卡夫卡、凯鲁亚克和沃兹尼亚克的成就当然令人刮目相看,然而有才华的人在高度集中的状态下,有这样的成就并非完全闻所未闻。更有意思的问题是:要在当下达成他们的壮举,是更难了?还是更容易?
一方面,当今配备了编程与写作工具的电脑,比起二十世纪的任何工具都更为强大。然而在其他方面,他们每个人的工作都变得更加困难:在电脑上,每个人都要与注意力分散殊死搏斗。卡夫卡或许会像大部分律师一样,开始写作后又意识到最好去查查电邮,《审判》也就这样不了了之。凯鲁亚克或许会在推特上流连许久,或者是在博客上写旅行见闻。
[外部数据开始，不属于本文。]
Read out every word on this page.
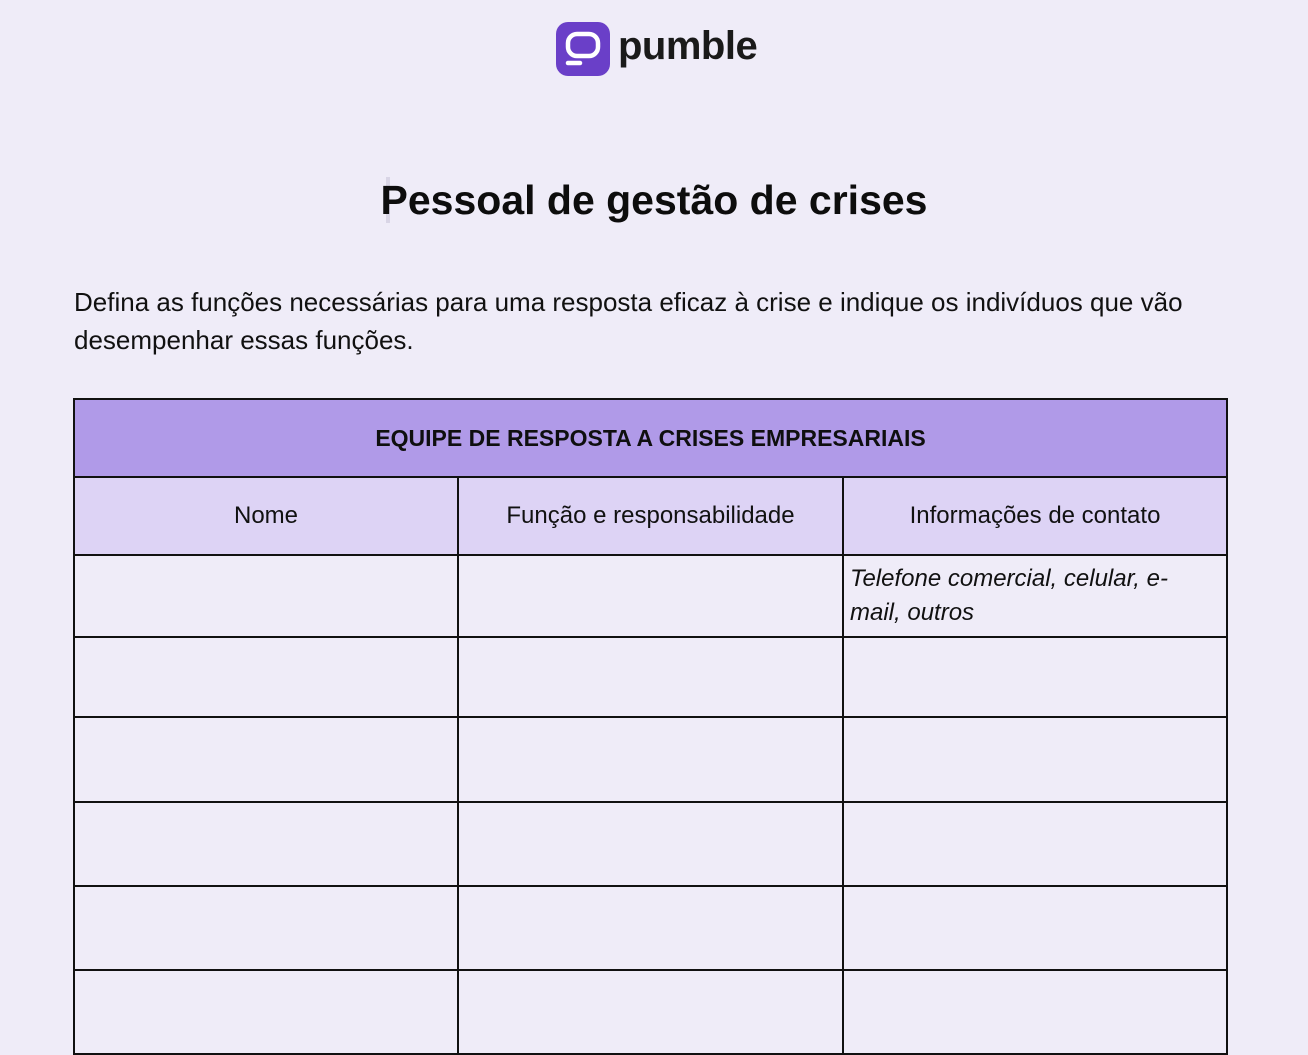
pumble
Pessoal de gestão de crises

Defina as funções necessárias para uma resposta eficaz à crise e indique os indivíduos que vão desempenhar essas funções.

EQUIPE DE RESPOSTA A CRISES EMPRESARIAIS		
Nome	Função e responsabilidade	Informações de contato

		Telefone comercial, celular, e-mail, outros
沃兹尼亚克或许会在工作中修改维基百科上有错误的条目,而最终使后来成为苹果的合作毁于一旦。
相对于我们来说,卡夫卡、克鲁亚克和沃兹尼亚克有一项优势:他们的书写工具不能同时处理几件事情,人们也因此不会轻易向纠结的欲望低头。虽然注意力的分散无处不在——看报纸,和朋友聊天——但是其间有本质上的区别。现在的电脑不单单分散注意力,而且是在促使这种分散。网络像叫卖者一样无时无刻不在召唤我们;电脑未能使我们专注于工作,反而使我们深陷泥潭,甚至是提供了使我们分心的诱惑。简而言之,我们创造了一代“分散注意力电脑”,使自己更加难以做到专心致志。
今时今日,我们应当创造的写作工具,需要帮助我们的大脑应对它所不擅长的,比如专心工作;帮助我们达成极度专注的状态,而不是分散我们的注意力。我们所需要的新一代科技,其功效应当是克鲁亚克的卷轴和卡夫卡的打字机。
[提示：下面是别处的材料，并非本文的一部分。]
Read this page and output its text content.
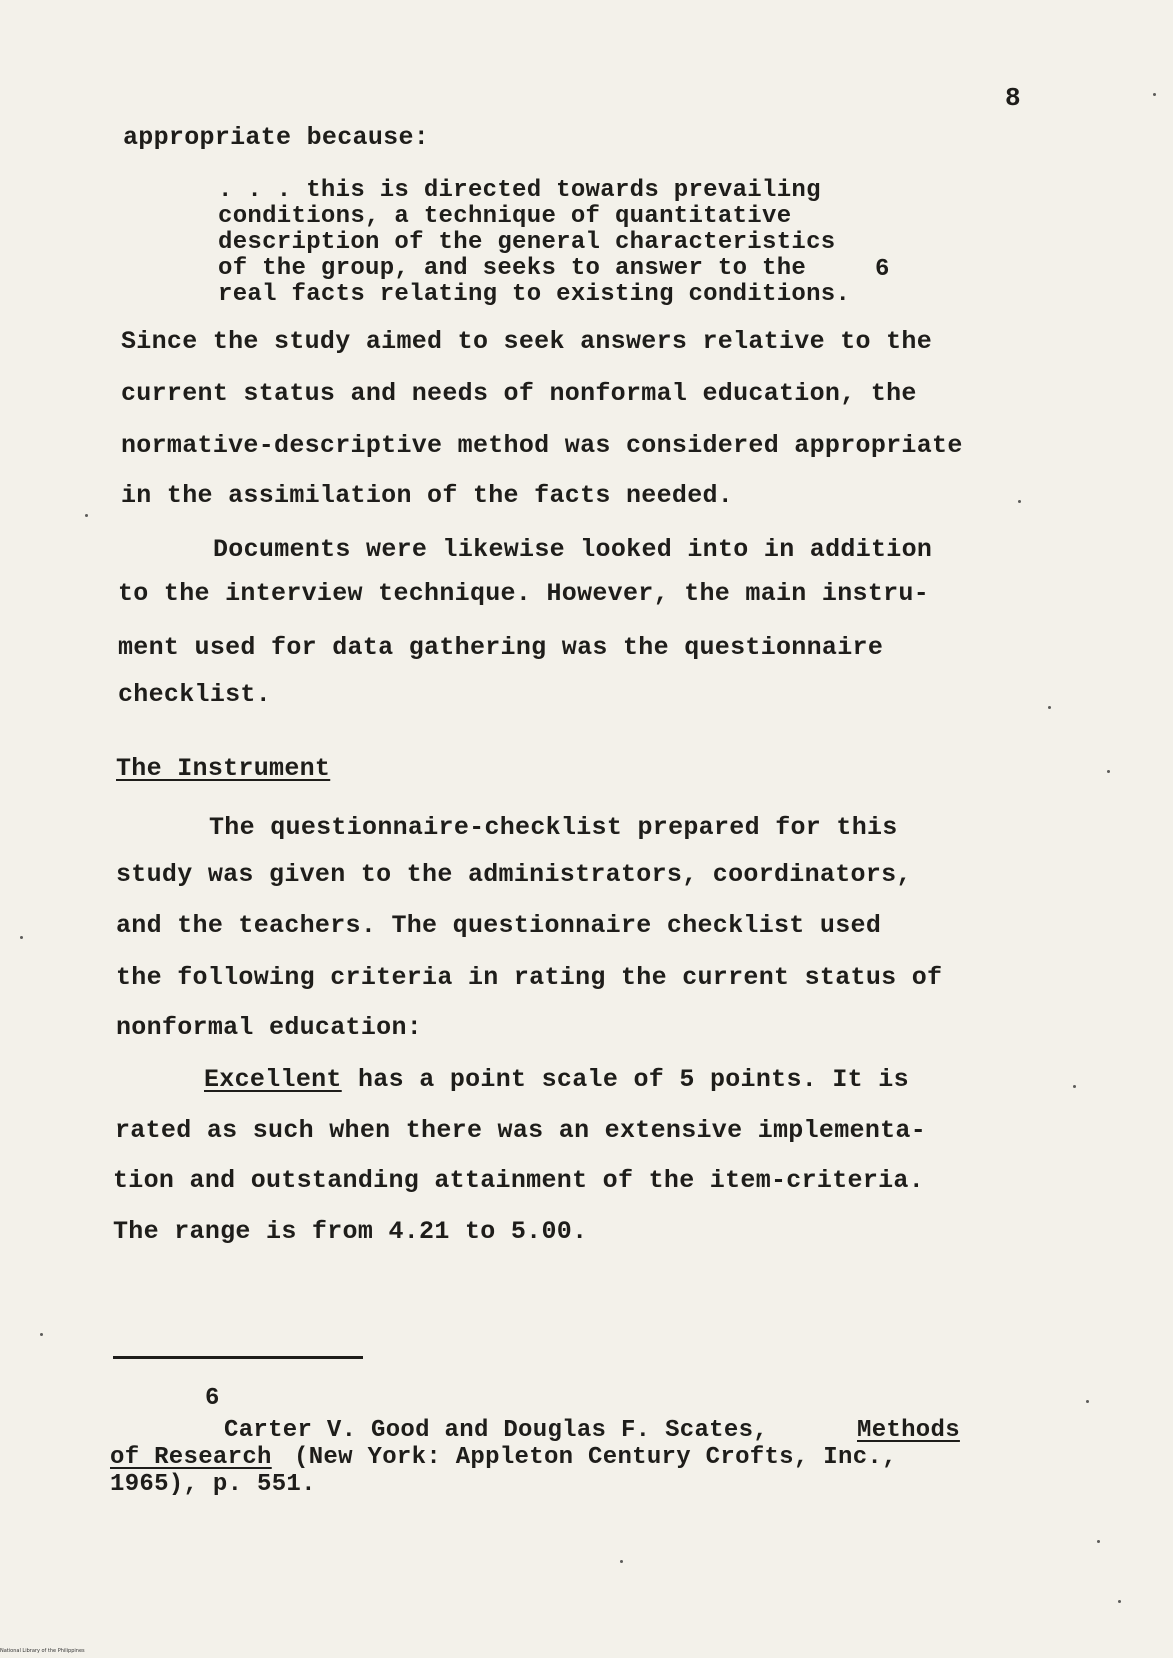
8
appropriate because:
. . . this is directed towards prevailing
conditions, a technique of quantitative
description of the general characteristics
of the group, and seeks to answer to the	6
real facts relating to existing conditions.
Since the study aimed to seek answers relative to the
current status and needs of nonformal education, the
normative-descriptive method was considered appropriate
in the assimilation of the facts needed.
Documents were likewise looked into in addition
to the interview technique. However, the main instru-
ment used for data gathering was the questionnaire
checklist.
The Instrument
The questionnaire-checklist prepared for this
study was given to the administrators, coordinators,
and the teachers. The questionnaire checklist used
the following criteria in rating the current status of
nonformal education:
Excellent has a point scale of 5 points. It is
rated as such when there was an extensive implementa-
tion and outstanding attainment of the item-criteria.
The range is from 4.21 to 5.00.
6
Carter V. Good and Douglas F. Scates,	Methods
of Research (New York: Appleton Century Crofts, Inc.,
1965), p. 551.
National Library of the Philippines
要理解当下发生的一切,我们需要回溯到上个世纪六十年代。当时的电脑巨大而缓慢,同时为十几人甚至是上百人服务。这样的电脑需要一种办法来应对纷至沓来的资料处理需求。工程师开发了不同的技术来解决这一问题——从起初的时间共享到后来的多任务处理系统。本质上,多任务算法使用精确的技术,在多名使用者之间公平流畅地共享电脑资源。有了多任务处理,同一台电脑的共享者都会以为他们是在用只属于他们自己的电脑。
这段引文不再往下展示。